Why We Think We Are Lucky

According to Steven Pinker in his book The Better Angels of Our Nature, people tend to overrate the positive aspects of themselves and their lives. For any given trait, people generally tend to believe they are above average. Whether it is driving, their work ethic, or their cooking skills people have overly positive views. Interestingly, this even goes beyond aspects that are controllable or really even influenced by the individual. Pinker writes, “people also hold the nonsensical belief that they are inherently lucky. Most people think they are more likely than the average person to attain a good first job, to have gifted children, and live to a ripe old age.”
 
 
It is one thing to be confident, but Pinker argues that we are outright deluded about ourselves when we compare ourselves to everyone else.
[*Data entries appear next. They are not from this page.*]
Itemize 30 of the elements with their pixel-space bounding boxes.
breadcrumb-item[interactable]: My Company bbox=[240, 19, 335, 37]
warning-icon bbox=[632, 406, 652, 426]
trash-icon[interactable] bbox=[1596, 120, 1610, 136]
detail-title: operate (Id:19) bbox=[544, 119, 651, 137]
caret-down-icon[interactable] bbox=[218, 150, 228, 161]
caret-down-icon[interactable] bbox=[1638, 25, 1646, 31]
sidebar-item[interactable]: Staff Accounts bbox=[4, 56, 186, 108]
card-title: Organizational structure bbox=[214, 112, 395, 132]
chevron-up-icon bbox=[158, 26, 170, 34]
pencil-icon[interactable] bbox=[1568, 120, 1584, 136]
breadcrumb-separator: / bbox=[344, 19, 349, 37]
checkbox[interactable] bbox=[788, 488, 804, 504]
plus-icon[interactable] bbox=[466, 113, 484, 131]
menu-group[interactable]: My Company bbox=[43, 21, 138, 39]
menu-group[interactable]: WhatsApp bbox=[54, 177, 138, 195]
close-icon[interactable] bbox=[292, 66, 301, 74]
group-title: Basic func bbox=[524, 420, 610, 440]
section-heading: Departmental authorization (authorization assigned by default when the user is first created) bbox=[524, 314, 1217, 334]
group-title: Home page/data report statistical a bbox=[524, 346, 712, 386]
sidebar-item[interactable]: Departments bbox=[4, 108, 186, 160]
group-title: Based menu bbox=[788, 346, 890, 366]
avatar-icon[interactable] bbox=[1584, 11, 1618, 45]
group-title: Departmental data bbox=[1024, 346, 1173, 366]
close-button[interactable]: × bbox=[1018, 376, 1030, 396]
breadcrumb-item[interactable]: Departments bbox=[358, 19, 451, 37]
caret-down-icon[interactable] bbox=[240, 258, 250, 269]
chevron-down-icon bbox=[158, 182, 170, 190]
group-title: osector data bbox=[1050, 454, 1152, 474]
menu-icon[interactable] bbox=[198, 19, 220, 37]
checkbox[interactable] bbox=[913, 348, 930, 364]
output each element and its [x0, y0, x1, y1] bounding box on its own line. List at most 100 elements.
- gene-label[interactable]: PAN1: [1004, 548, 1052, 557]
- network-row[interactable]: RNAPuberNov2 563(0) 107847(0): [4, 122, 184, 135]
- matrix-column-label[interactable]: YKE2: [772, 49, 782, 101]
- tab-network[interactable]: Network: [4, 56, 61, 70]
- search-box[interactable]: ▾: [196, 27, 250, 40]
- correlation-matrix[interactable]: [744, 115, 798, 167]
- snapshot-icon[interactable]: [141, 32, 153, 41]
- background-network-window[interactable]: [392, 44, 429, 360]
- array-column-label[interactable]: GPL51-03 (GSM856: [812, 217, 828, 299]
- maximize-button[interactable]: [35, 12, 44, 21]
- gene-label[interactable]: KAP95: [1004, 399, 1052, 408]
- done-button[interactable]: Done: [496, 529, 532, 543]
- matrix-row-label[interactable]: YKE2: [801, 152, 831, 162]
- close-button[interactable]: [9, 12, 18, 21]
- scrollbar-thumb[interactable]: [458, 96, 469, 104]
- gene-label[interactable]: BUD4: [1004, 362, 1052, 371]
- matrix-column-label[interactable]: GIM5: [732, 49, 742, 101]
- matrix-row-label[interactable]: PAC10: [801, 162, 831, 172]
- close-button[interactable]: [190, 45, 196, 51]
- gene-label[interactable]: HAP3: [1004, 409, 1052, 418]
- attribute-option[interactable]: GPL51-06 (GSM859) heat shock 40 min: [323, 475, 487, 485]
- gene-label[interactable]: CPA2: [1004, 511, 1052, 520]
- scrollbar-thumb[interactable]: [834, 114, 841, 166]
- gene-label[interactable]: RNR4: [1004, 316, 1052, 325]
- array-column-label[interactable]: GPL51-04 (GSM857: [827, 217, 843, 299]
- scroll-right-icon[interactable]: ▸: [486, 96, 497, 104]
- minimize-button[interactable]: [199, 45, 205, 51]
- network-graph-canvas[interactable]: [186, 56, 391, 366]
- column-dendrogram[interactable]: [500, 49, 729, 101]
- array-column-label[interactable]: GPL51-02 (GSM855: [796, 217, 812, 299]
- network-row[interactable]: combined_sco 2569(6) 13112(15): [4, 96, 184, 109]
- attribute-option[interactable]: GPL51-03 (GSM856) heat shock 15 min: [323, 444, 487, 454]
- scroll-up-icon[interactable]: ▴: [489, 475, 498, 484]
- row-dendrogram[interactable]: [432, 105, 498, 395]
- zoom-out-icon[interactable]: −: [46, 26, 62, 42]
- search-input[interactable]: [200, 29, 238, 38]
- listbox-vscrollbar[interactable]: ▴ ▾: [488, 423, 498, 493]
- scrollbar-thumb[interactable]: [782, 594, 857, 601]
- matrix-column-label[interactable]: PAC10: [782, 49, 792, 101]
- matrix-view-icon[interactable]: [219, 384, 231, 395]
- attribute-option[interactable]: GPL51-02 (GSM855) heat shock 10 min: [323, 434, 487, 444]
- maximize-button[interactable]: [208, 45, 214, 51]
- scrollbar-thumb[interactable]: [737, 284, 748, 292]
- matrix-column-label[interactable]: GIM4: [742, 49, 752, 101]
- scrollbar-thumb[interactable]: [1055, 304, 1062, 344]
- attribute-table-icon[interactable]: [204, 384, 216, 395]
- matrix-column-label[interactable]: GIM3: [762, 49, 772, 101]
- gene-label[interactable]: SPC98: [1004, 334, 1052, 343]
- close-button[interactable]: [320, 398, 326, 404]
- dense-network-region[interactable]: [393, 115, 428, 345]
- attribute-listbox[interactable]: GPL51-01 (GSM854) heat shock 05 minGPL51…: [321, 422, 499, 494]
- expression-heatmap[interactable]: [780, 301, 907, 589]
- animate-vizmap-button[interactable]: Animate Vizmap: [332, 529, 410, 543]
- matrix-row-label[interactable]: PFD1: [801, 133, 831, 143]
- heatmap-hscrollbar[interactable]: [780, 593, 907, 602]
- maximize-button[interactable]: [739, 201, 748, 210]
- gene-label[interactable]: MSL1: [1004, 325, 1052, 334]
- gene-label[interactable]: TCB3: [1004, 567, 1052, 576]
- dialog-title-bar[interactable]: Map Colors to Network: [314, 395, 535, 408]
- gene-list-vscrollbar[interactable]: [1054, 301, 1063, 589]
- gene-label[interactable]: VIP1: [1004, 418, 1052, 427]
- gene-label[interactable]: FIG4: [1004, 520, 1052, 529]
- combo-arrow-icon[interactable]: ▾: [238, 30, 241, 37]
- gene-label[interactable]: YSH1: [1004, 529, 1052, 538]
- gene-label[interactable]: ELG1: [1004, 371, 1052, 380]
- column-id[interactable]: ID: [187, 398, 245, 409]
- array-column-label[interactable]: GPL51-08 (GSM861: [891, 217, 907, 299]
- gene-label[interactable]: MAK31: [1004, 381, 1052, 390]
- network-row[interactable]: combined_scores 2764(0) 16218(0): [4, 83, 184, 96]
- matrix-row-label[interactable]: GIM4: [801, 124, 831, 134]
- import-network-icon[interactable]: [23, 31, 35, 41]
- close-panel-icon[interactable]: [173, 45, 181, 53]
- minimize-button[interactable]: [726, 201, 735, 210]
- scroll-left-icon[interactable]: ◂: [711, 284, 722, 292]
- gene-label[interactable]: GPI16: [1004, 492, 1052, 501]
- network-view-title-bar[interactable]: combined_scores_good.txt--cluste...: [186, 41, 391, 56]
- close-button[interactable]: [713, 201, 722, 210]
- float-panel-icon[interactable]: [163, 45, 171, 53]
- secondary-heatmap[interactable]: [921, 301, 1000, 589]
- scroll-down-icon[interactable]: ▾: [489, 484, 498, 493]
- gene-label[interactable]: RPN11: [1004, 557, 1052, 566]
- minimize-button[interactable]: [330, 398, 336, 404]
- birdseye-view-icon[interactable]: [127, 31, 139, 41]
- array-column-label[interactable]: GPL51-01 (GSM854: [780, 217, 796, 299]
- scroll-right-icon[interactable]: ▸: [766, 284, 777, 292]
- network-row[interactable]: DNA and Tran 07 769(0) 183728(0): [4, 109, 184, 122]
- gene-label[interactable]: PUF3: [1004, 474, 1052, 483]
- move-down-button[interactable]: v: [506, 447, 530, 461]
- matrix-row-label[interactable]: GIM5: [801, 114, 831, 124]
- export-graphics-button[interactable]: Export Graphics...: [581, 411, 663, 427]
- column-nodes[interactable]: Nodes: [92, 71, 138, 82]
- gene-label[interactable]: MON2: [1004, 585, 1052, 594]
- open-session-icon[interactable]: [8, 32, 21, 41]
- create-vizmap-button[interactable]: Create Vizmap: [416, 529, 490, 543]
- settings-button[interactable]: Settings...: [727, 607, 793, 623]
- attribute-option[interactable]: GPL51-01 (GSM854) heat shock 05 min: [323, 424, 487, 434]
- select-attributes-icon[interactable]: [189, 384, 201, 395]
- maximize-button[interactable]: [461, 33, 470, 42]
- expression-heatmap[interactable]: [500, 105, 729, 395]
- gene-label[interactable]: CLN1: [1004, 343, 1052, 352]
This is puzzling because outright delusion doesn’t seem like it should make sense evolutionarily. Pinker writes, “it only begs the question of why our brains should be designed so that only unrealistic assessments make us happy and confident, as opposed to calibrating our contentment against reality.” Being overly confident seems like a strange strategy for our brains since it could lead us astray in a dangerous way. If we are too confident in our driving skills we may take a corner too quickly and end up in a dangerous crash. If our ancestors were too confident in themselves, they may have risked getting too close to an alligator and also ended up in a dangerous crash. Overconfidence has a limit where it should be hard to pass along genetically.
 
 
Pinker’s conclusion is that we are social creatures and that we can bluff our way into obtaining more resources, more status, and more allies than we may obtain if we followed a strategy of pure honesty. “It would be better for the species if no one exaggerated,” writes Pinker, “but our brains were not selected for the benefit of the species, and no individual can afford to be the only honest one in a community of self-enhancers.”
 
 
Lying, or at least bluffing and exaggerating the truth, helps us in social situations. We strive to present ourselves as stronger, more successful, and more faithful than we truly are so that we win more allies who will help us if we ever need it. These strategies help improve our social status, which may help us find a good partner with whom we can pass our genes along. We delude ourselves so that we can better delude others in this game of social self aggrandizement. We think we are better drivers, smarter, and even luckier than the average person, because the more genuine we can appear in our belief of our positive greatness, the better we can bluff others as well.